Democrat Says CIA Didn't Give UN All Iraq WMD Data
Reuters -- 23 February 2004
By Tabassum Zakaria
WASHINGTON - A Democratic senator accused CIA Director George Tenet on Monday of making false statements when he said during public hearings that his agency gave the United Nations information about all the top suspected weapons of mass destruction sites in Iraq before the war.
"All such sites were not shared, and Mr. Tenet's repeated statements were false," Sen. Carl Levin of Michigan said in a speech on the Senate floor.
The CIA last month declassified the number of top suspected WMD sites categorized as high and medium priority, and acknowledged that 21 of those 105 sites were not shared with the United Nations before the war, Levin said.
A U.S. intelligence official countered that nine of those 21 sites had been "frequently" visited by U.N. inspectors between 1991 and 1999 and they knew as much about them as the CIA. Three of the sites were added to the CIA's list after Iraq declared them to the United Nations, and three sites were duplicate entries, the official told Reuters.

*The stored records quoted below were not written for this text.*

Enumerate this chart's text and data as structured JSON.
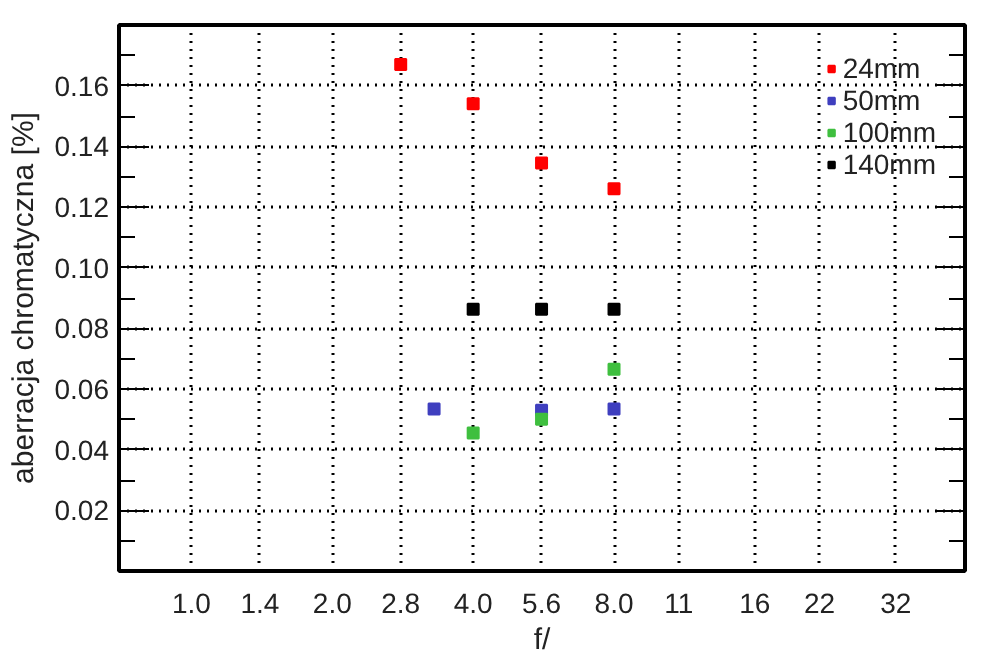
{
  "chart_data": {
    "type": "scatter",
    "xlabel": "f/",
    "ylabel": "aberracja chromatyczna [%]",
    "log": "x",
    "xlim": [
      0.7,
      45
    ],
    "ylim": [
      0,
      0.18
    ],
    "xticks": [
      {
        "value": 1.0,
        "label": "1.0"
      },
      1.4,
      {
        "value": 2.0,
        "label": "2.0"
      },
      2.8,
      {
        "value": 4.0,
        "label": "4.0"
      },
      5.6,
      {
        "value": 8.0,
        "label": "8.0"
      },
      11,
      16,
      22,
      32
    ],
    "yticks": [
      {
        "value": 0.01,
        "label": null
      },
      0.02,
      {
        "value": 0.03,
        "label": null
      },
      0.04,
      {
        "value": 0.05,
        "label": null
      },
      0.06,
      {
        "value": 0.07,
        "label": null
      },
      0.08,
      {
        "value": 0.09,
        "label": null
      },
      {
        "value": 0.1,
        "label": "0.10"
      },
      {
        "value": 0.11,
        "label": null
      },
      0.12,
      {
        "value": 0.13,
        "label": null
      },
      0.14,
      {
        "value": 0.15,
        "label": null
      },
      0.16,
      {
        "value": 0.17,
        "label": null
      }
    ],
    "grid": true,
    "legend": "top right",
    "marker": "square",
    "series": [
      {
        "name": "24mm",
        "color": "#ff0000",
        "x": [
          2.8,
          4.0,
          5.6,
          8.0
        ],
        "values": [
          0.167,
          0.154,
          0.1345,
          0.126
        ]
      },
      {
        "name": "50mm",
        "color": "#3f3fbf",
        "x": [
          3.3,
          5.6,
          8.0
        ],
        "values": [
          0.0534,
          0.053,
          0.0534
        ]
      },
      {
        "name": "100mm",
        "color": "#3fbf3f",
        "x": [
          4.0,
          5.6,
          8.0
        ],
        "values": [
          0.0455,
          0.05,
          0.0665
        ]
      },
      {
        "name": "140mm",
        "color": "#000000",
        "x": [
          4.0,
          5.6,
          8.0
        ],
        "values": [
          0.0863,
          0.0863,
          0.0863
        ]
      }
    ]
  }
}
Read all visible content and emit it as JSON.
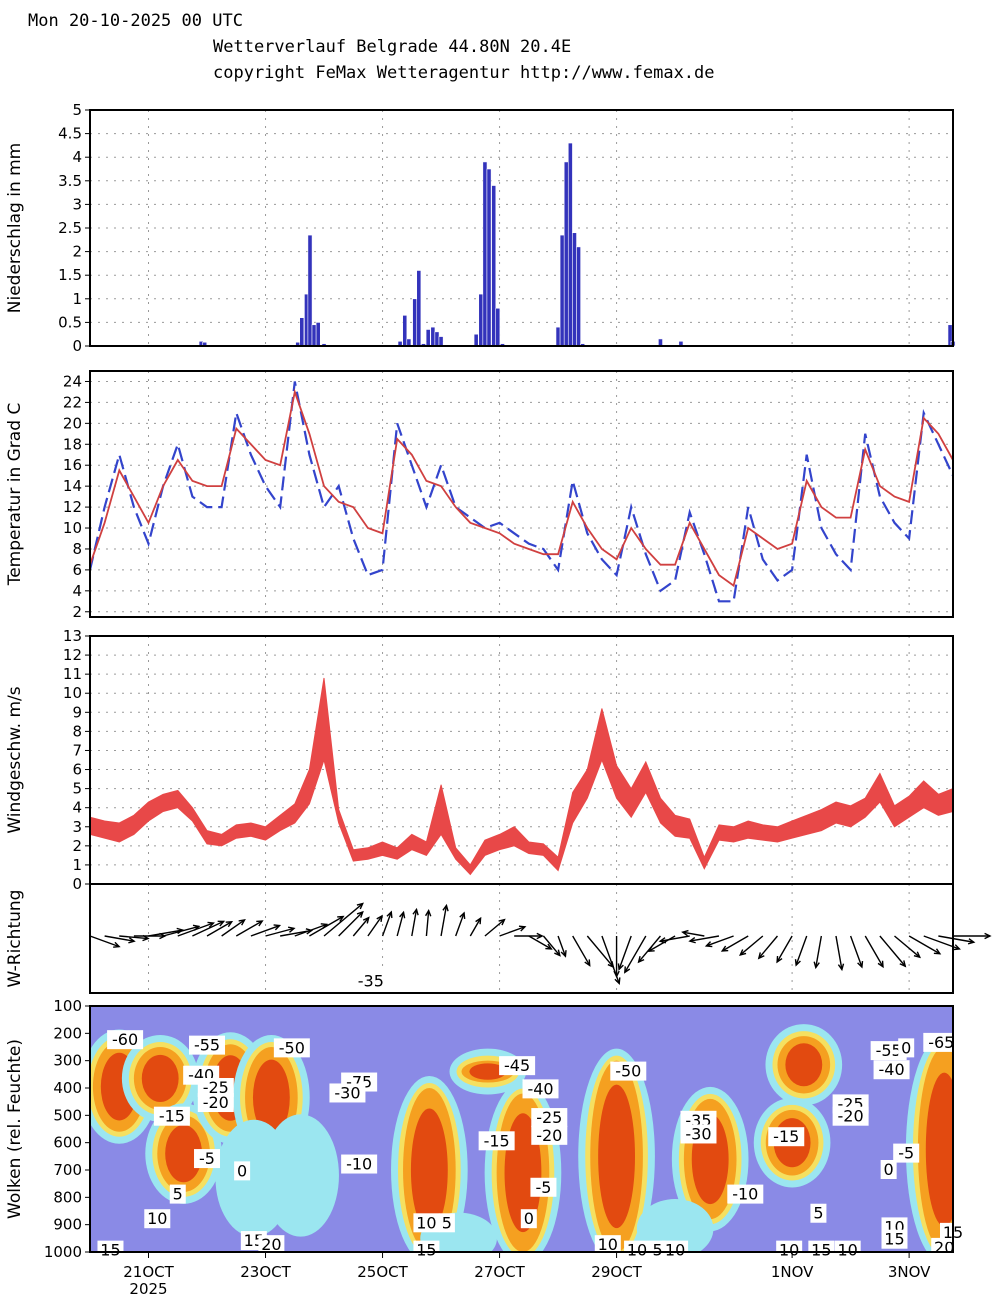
{
  "header": {
    "date_line": "Mon 20-10-2025 00 UTC",
    "title_line": "Wetterverlauf Belgrade  44.80N 20.4E",
    "copyright_line": "copyright FeMax Wetteragentur http://www.femax.de"
  },
  "colors": {
    "precip_bar": "#3333bb",
    "temp_solid": "#d04040",
    "temp_dashed": "#3344cc",
    "wind_band": "#e84848",
    "cloud_background": "#8a8ae6",
    "cloud_light": "#9be6f0",
    "cloud_mid": "#f5e060",
    "cloud_high": "#f5a020",
    "cloud_max": "#e24a10"
  },
  "time_axis": {
    "start": "20OCT 00UTC",
    "step_hours": 6,
    "tick_labels": [
      "21OCT",
      "23OCT",
      "25OCT",
      "27OCT",
      "29OCT",
      "1NOV",
      "3NOV"
    ],
    "tick_days": [
      1,
      3,
      5,
      7,
      9,
      12,
      14
    ],
    "year_label": "2025",
    "range_days": [
      0,
      14.75
    ]
  },
  "chart_data": [
    {
      "type": "bar",
      "ylabel": "Niederschlag in mm",
      "ylim": [
        0,
        5
      ],
      "yticks": [
        "0",
        "0.5",
        "1",
        "1.5",
        "2",
        "2.5",
        "3",
        "3.5",
        "4",
        "4.5",
        "5"
      ],
      "grid": true,
      "x_days": [
        1.9,
        1.96,
        3.55,
        3.62,
        3.7,
        3.76,
        3.83,
        3.9,
        4.0,
        5.3,
        5.38,
        5.45,
        5.55,
        5.62,
        5.7,
        5.78,
        5.86,
        5.93,
        6.0,
        6.6,
        6.68,
        6.75,
        6.82,
        6.9,
        6.97,
        7.05,
        8.0,
        8.07,
        8.14,
        8.21,
        8.28,
        8.35,
        8.42,
        8.5,
        9.75,
        10.1,
        14.7,
        14.75
      ],
      "values": [
        0.1,
        0.08,
        0.08,
        0.6,
        1.1,
        2.35,
        0.45,
        0.5,
        0.05,
        0.1,
        0.65,
        0.15,
        1.0,
        1.6,
        0.05,
        0.35,
        0.4,
        0.3,
        0.2,
        0.25,
        1.1,
        3.9,
        3.75,
        3.4,
        0.8,
        0.05,
        0.4,
        2.35,
        3.9,
        4.3,
        2.4,
        2.1,
        0.05,
        0.02,
        0.15,
        0.1,
        0.45,
        0.1
      ]
    },
    {
      "type": "line",
      "ylabel": "Temperatur in Grad C",
      "ylim": [
        1.5,
        25
      ],
      "yticks": [
        "2",
        "4",
        "6",
        "8",
        "10",
        "12",
        "14",
        "16",
        "18",
        "20",
        "22",
        "24"
      ],
      "grid": true,
      "x_days": [
        0,
        0.25,
        0.5,
        0.75,
        1,
        1.25,
        1.5,
        1.75,
        2,
        2.25,
        2.5,
        2.75,
        3,
        3.25,
        3.5,
        3.75,
        4,
        4.25,
        4.5,
        4.75,
        5,
        5.25,
        5.5,
        5.75,
        6,
        6.25,
        6.5,
        6.75,
        7,
        7.25,
        7.5,
        7.75,
        8,
        8.25,
        8.5,
        8.75,
        9,
        9.25,
        9.5,
        9.75,
        10,
        10.25,
        10.5,
        10.75,
        11,
        11.25,
        11.5,
        11.75,
        12,
        12.25,
        12.5,
        12.75,
        13,
        13.25,
        13.5,
        13.75,
        14,
        14.25,
        14.5,
        14.75
      ],
      "series": [
        {
          "values": [
            6.5,
            10.5,
            15.5,
            13,
            10.5,
            14,
            16.5,
            14.5,
            14,
            14,
            19.5,
            18,
            16.5,
            16,
            23,
            19,
            14,
            12.5,
            12,
            10,
            9.5,
            18.5,
            17,
            14.5,
            14,
            12,
            10.5,
            10,
            9.5,
            8.5,
            8,
            7.5,
            7.5,
            12.5,
            10,
            8,
            7,
            10,
            8,
            6.5,
            6.5,
            10.5,
            8,
            5.5,
            4.5,
            10,
            9,
            8,
            8.5,
            14.5,
            12,
            11,
            11,
            17.5,
            14,
            13,
            12.5,
            20.5,
            19,
            16.5
          ]
        },
        {
          "values": [
            6,
            12,
            17,
            12,
            8.5,
            14,
            18,
            13,
            12,
            12,
            21,
            17,
            14,
            12,
            24,
            17,
            12,
            14,
            9,
            5.5,
            6,
            20,
            16,
            12,
            16,
            12,
            11,
            10,
            10.5,
            9.5,
            8.5,
            8,
            6,
            14.5,
            9.5,
            7,
            5.5,
            12,
            7.5,
            4,
            5,
            11.5,
            7.5,
            3,
            3,
            12,
            7,
            5,
            6,
            17,
            10,
            7.5,
            6,
            19,
            13,
            10.5,
            9,
            21,
            18,
            15
          ]
        }
      ]
    },
    {
      "type": "area",
      "ylabel": "Windgeschw. m/s",
      "ylim": [
        0,
        13
      ],
      "yticks": [
        "0",
        "1",
        "2",
        "3",
        "4",
        "5",
        "6",
        "7",
        "8",
        "9",
        "10",
        "11",
        "12",
        "13"
      ],
      "grid": true,
      "x_days": [
        0,
        0.25,
        0.5,
        0.75,
        1,
        1.25,
        1.5,
        1.75,
        2,
        2.25,
        2.5,
        2.75,
        3,
        3.25,
        3.5,
        3.75,
        4,
        4.25,
        4.5,
        4.75,
        5,
        5.25,
        5.5,
        5.75,
        6,
        6.25,
        6.5,
        6.75,
        7,
        7.25,
        7.5,
        7.75,
        8,
        8.25,
        8.5,
        8.75,
        9,
        9.25,
        9.5,
        9.75,
        10,
        10.25,
        10.5,
        10.75,
        11,
        11.25,
        11.5,
        11.75,
        12,
        12.25,
        12.5,
        12.75,
        13,
        13.25,
        13.5,
        13.75,
        14,
        14.25,
        14.5,
        14.75
      ],
      "series": [
        {
          "name": "",
          "values": [
            2.6,
            2.4,
            2.2,
            2.6,
            3.3,
            3.8,
            4.0,
            3.3,
            2.1,
            2.0,
            2.4,
            2.5,
            2.3,
            2.8,
            3.2,
            4.2,
            6.5,
            3.2,
            1.2,
            1.3,
            1.5,
            1.3,
            1.8,
            1.5,
            2.6,
            1.3,
            0.5,
            1.5,
            1.8,
            2.0,
            1.6,
            1.5,
            0.7,
            3.2,
            4.5,
            6.5,
            4.5,
            3.5,
            4.8,
            3.2,
            2.5,
            2.4,
            0.8,
            2.3,
            2.2,
            2.4,
            2.3,
            2.2,
            2.4,
            2.6,
            2.8,
            3.2,
            3.0,
            3.5,
            4.3,
            3.0,
            3.5,
            4.0,
            3.6,
            3.8
          ]
        },
        {
          "name": "",
          "values": [
            3.5,
            3.3,
            3.2,
            3.6,
            4.3,
            4.7,
            4.9,
            4.0,
            2.8,
            2.6,
            3.1,
            3.2,
            3.0,
            3.6,
            4.2,
            6.0,
            10.8,
            3.9,
            1.8,
            1.9,
            2.2,
            1.9,
            2.6,
            2.2,
            5.2,
            1.9,
            1.0,
            2.3,
            2.6,
            3.0,
            2.2,
            2.1,
            1.4,
            4.8,
            6.0,
            9.2,
            6.2,
            5.0,
            6.4,
            4.5,
            3.6,
            3.4,
            1.4,
            3.1,
            3.0,
            3.3,
            3.1,
            3.0,
            3.3,
            3.6,
            3.9,
            4.3,
            4.1,
            4.5,
            5.8,
            4.1,
            4.6,
            5.4,
            4.7,
            5.0
          ]
        }
      ]
    },
    {
      "type": "scatter",
      "ylabel": "W-Richtung",
      "arrow_every_hours": 3,
      "directions_deg": [
        290,
        280,
        275,
        270,
        260,
        255,
        250,
        245,
        240,
        235,
        240,
        250,
        255,
        260,
        250,
        240,
        230,
        225,
        220,
        215,
        200,
        195,
        190,
        185,
        190,
        200,
        210,
        230,
        250,
        270,
        300,
        320,
        340,
        330,
        320,
        340,
        0,
        20,
        30,
        40,
        60,
        80,
        100,
        80,
        70,
        60,
        50,
        40,
        30,
        20,
        10,
        350,
        340,
        330,
        320,
        310,
        300,
        290,
        280,
        270
      ],
      "speeds": [
        2.6,
        2.4,
        2.2,
        2.6,
        3.3,
        3.8,
        4.0,
        3.3,
        2.1,
        2.0,
        2.4,
        2.5,
        2.3,
        2.8,
        3.2,
        4.2,
        6.5,
        3.2,
        1.2,
        1.3,
        1.5,
        1.3,
        1.8,
        1.5,
        2.6,
        1.3,
        0.5,
        1.5,
        1.8,
        2.0,
        1.6,
        1.5,
        0.7,
        3.2,
        4.5,
        6.5,
        4.5,
        3.5,
        4.8,
        3.2,
        2.5,
        2.4,
        0.8,
        2.3,
        2.2,
        2.4,
        2.3,
        2.2,
        2.4,
        2.6,
        2.8,
        3.2,
        3.0,
        3.5,
        4.3,
        3.0,
        3.5,
        4.0,
        3.6,
        3.8
      ]
    },
    {
      "type": "heatmap",
      "ylabel": "Wolken (rel. Feuchte)",
      "ylim": [
        1000,
        100
      ],
      "yticks": [
        "100",
        "200",
        "300",
        "400",
        "500",
        "600",
        "700",
        "800",
        "900",
        "1000"
      ],
      "cloud_cells": [
        {
          "day": 0.5,
          "p_top": 230,
          "p_bottom": 560,
          "level": 3
        },
        {
          "day": 1.2,
          "p_top": 250,
          "p_bottom": 480,
          "level": 3
        },
        {
          "day": 1.6,
          "p_top": 500,
          "p_bottom": 780,
          "level": 3
        },
        {
          "day": 2.4,
          "p_top": 240,
          "p_bottom": 560,
          "level": 3
        },
        {
          "day": 3.1,
          "p_top": 250,
          "p_bottom": 620,
          "level": 3
        },
        {
          "day": 2.8,
          "p_top": 560,
          "p_bottom": 900,
          "level": 1
        },
        {
          "day": 3.6,
          "p_top": 540,
          "p_bottom": 900,
          "level": 1
        },
        {
          "day": 5.8,
          "p_top": 400,
          "p_bottom": 1000,
          "level": 3
        },
        {
          "day": 6.8,
          "p_top": 300,
          "p_bottom": 380,
          "level": 3
        },
        {
          "day": 7.4,
          "p_top": 420,
          "p_bottom": 1000,
          "level": 3
        },
        {
          "day": 9.0,
          "p_top": 300,
          "p_bottom": 1000,
          "level": 3
        },
        {
          "day": 10.6,
          "p_top": 440,
          "p_bottom": 880,
          "level": 3
        },
        {
          "day": 12.2,
          "p_top": 210,
          "p_bottom": 420,
          "level": 3
        },
        {
          "day": 12.0,
          "p_top": 480,
          "p_bottom": 720,
          "level": 3
        },
        {
          "day": 14.6,
          "p_top": 250,
          "p_bottom": 1000,
          "level": 3
        },
        {
          "day": 6.3,
          "p_top": 900,
          "p_bottom": 1000,
          "level": 1
        },
        {
          "day": 10.0,
          "p_top": 850,
          "p_bottom": 980,
          "level": 1
        }
      ],
      "temperature_labels": [
        {
          "text": "-60",
          "day": 0.6,
          "p": 225
        },
        {
          "text": "-55",
          "day": 2.0,
          "p": 245
        },
        {
          "text": "-50",
          "day": 3.45,
          "p": 255
        },
        {
          "text": "-40",
          "day": 1.9,
          "p": 355
        },
        {
          "text": "-25",
          "day": 2.15,
          "p": 400
        },
        {
          "text": "-20",
          "day": 2.15,
          "p": 455
        },
        {
          "text": "-15",
          "day": 1.4,
          "p": 505
        },
        {
          "text": "-5",
          "day": 2.0,
          "p": 660
        },
        {
          "text": "0",
          "day": 2.6,
          "p": 705
        },
        {
          "text": "5",
          "day": 1.5,
          "p": 790
        },
        {
          "text": "10",
          "day": 1.15,
          "p": 880
        },
        {
          "text": "15",
          "day": 0.35,
          "p": 995
        },
        {
          "text": "15",
          "day": 2.8,
          "p": 960
        },
        {
          "text": "20",
          "day": 3.1,
          "p": 975
        },
        {
          "text": "-35",
          "day": 4.8,
          "p": 10
        },
        {
          "text": "-75",
          "day": 4.6,
          "p": 380
        },
        {
          "text": "-30",
          "day": 4.4,
          "p": 420
        },
        {
          "text": "-10",
          "day": 4.6,
          "p": 680
        },
        {
          "text": "-45",
          "day": 7.3,
          "p": 320
        },
        {
          "text": "-40",
          "day": 7.7,
          "p": 405
        },
        {
          "text": "-50",
          "day": 9.2,
          "p": 340
        },
        {
          "text": "-25",
          "day": 7.85,
          "p": 510
        },
        {
          "text": "-20",
          "day": 7.85,
          "p": 575
        },
        {
          "text": "-15",
          "day": 6.95,
          "p": 595
        },
        {
          "text": "-5",
          "day": 7.75,
          "p": 765
        },
        {
          "text": "0",
          "day": 7.5,
          "p": 880
        },
        {
          "text": "10",
          "day": 5.75,
          "p": 895
        },
        {
          "text": "5",
          "day": 6.1,
          "p": 895
        },
        {
          "text": "15",
          "day": 5.75,
          "p": 995
        },
        {
          "text": "10",
          "day": 8.85,
          "p": 975
        },
        {
          "text": "10",
          "day": 9.35,
          "p": 995
        },
        {
          "text": "5",
          "day": 9.7,
          "p": 995
        },
        {
          "text": "10",
          "day": 10.0,
          "p": 995
        },
        {
          "text": "-35",
          "day": 10.4,
          "p": 520
        },
        {
          "text": "-30",
          "day": 10.4,
          "p": 570
        },
        {
          "text": "-10",
          "day": 11.2,
          "p": 790
        },
        {
          "text": "-15",
          "day": 11.9,
          "p": 580
        },
        {
          "text": "5",
          "day": 12.45,
          "p": 860
        },
        {
          "text": "10",
          "day": 11.95,
          "p": 995
        },
        {
          "text": "15",
          "day": 12.5,
          "p": 995
        },
        {
          "text": "10",
          "day": 12.95,
          "p": 995
        },
        {
          "text": "-55",
          "day": 13.65,
          "p": 265
        },
        {
          "text": "0",
          "day": 13.95,
          "p": 255
        },
        {
          "text": "-65",
          "day": 14.55,
          "p": 235
        },
        {
          "text": "-40",
          "day": 13.7,
          "p": 335
        },
        {
          "text": "-25",
          "day": 13.0,
          "p": 460
        },
        {
          "text": "-20",
          "day": 13.0,
          "p": 505
        },
        {
          "text": "-5",
          "day": 13.95,
          "p": 640
        },
        {
          "text": "0",
          "day": 13.65,
          "p": 700
        },
        {
          "text": "10",
          "day": 13.75,
          "p": 910
        },
        {
          "text": "15",
          "day": 13.75,
          "p": 955
        },
        {
          "text": "20",
          "day": 14.6,
          "p": 985
        },
        {
          "text": "15",
          "day": 14.75,
          "p": 930
        }
      ]
    }
  ]
}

The CIA did not know the precise locations of several other sites and efforts were being made to develop more data on them, the official said on condition of anonymity.
Levin said if the public had known that not all WMD site information had been shared with U.N. weapons inspectors it might have reinforced sentiment that U.N. inspections should be completed before going to war.
"I can only speculate as to Director Tenet's motive," said Levin, the senior Democrat on the Senate Armed Services Committee and a member of the intelligence committee.
"In other words, honest answers by Director Tenet might have undermined the false sense of urgency for proceeding to war and could have contributed to delay, neither of which fit the administration's policy goals," Levin said.
Prewar intelligence on Iraq has become a key issue in this year's presidential election campaign, with Democrats suggesting the Republican White House exaggerated the threat to build its case for war.
"We provided the best information that we had and the notion that we held back information that would have been useful is simply wrong," the U.S. intelligence official said.
"The U.S. certainly did not hold back timely actionable intelligence information from the (U.N.) inspectors," he said.